Can the Zika virus be sexually transmitted? Since the Zika outbreak began, health officials have been looking to see if the virus can be spread by more than just mosquitoes. Now, a case in Texas seems to point to sexual transmission as a possibility. Also, we bring you a chat about Japanese spiritual beliefs, and how they influence the ways stories are told and understood. Plus, we follow the trail of Muammar Gaddafi's golden pistol.
Today we hear how one family in Wichita, Kansas, lives with microcephaly. The global health alarms raised by the spread of the Zika virus have put a spotlight on the disease, and we speak with the mother of two daughters with the condition. Plus, a refugee camp in Jordan is struggling to cope with recent arrivals from Syria. Also, host Marco Werman has a conversation with Yanni.
Let the caucusing begin. The 2016 race for the White House starts in earnest today in Iowa. Host Marco Werman, who has covered many a presidential race himself, admits he's still a bit fuzzy on the details of "caucusing." Marco turns to a foreigner who's had to get his head around it. Also, drug kingpin Joaquin "El Chapo" Guzman may be behind bars again, but his name is set to adorn a variety of products. Guzman's daughter has trademarked his name. Plus, we hear how some professional cyclists are now doping their bikes.

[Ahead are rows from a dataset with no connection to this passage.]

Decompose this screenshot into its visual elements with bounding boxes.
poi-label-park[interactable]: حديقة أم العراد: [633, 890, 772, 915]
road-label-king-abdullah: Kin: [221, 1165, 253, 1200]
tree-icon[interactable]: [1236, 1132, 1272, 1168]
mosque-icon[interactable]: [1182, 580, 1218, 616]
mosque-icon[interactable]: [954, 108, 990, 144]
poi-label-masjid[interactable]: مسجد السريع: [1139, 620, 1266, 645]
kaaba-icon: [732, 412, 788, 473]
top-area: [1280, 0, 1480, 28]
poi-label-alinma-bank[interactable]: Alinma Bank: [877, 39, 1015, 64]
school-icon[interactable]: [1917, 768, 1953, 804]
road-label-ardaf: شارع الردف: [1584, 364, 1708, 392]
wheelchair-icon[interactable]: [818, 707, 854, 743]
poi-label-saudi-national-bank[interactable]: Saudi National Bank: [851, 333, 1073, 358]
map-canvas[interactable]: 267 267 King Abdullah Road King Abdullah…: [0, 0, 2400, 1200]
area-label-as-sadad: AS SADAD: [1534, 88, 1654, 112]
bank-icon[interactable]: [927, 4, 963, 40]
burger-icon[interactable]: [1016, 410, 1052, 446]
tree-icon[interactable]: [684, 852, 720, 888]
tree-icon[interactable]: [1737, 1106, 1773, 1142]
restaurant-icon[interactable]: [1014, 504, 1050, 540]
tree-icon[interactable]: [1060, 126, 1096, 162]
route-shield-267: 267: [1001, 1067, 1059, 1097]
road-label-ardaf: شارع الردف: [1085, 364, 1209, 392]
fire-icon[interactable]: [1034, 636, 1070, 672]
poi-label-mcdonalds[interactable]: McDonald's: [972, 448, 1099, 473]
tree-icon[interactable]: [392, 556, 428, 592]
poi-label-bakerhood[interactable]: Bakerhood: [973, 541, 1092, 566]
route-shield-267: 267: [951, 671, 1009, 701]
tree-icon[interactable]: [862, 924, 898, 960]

US Ambassador to the United Nations Samantha Power talks Burundi. Power sounds an alarm about mass atrocities there and warns that "history could repeat itself" in central Africa. She tells host Marco Werman her recent visit there gave her a window into the "darker tendencies" of Burundi's government. Also, as the Zika virus continues to make headlines in the Americas, Brazil considers its preparations for the summer Olympics. Plus, we have a real Friday storytelling treat, courtesy of The World's Bradley Campbell. Bradley thinks his father killed Spanish — at least in his own family — so he travels back to his hometown in Oregon to speak with his Honduras-born dad about why he only spoke English to his children as they grew up.
First today, more dire warnings about the Zika virus. Health experts estimate that the next year might see three to four million cases of Zika in the Americas alone. The potential explosion in numbers has global health officials on alert. But what's the danger, really? Plus, a look back on the Challenger disaster, which happened 30 years ago today, from someone who witnessed the event from the former Soviet Union. And, we hear the story behind a rare Frida Kahlo painting on exhibit right here in Boston.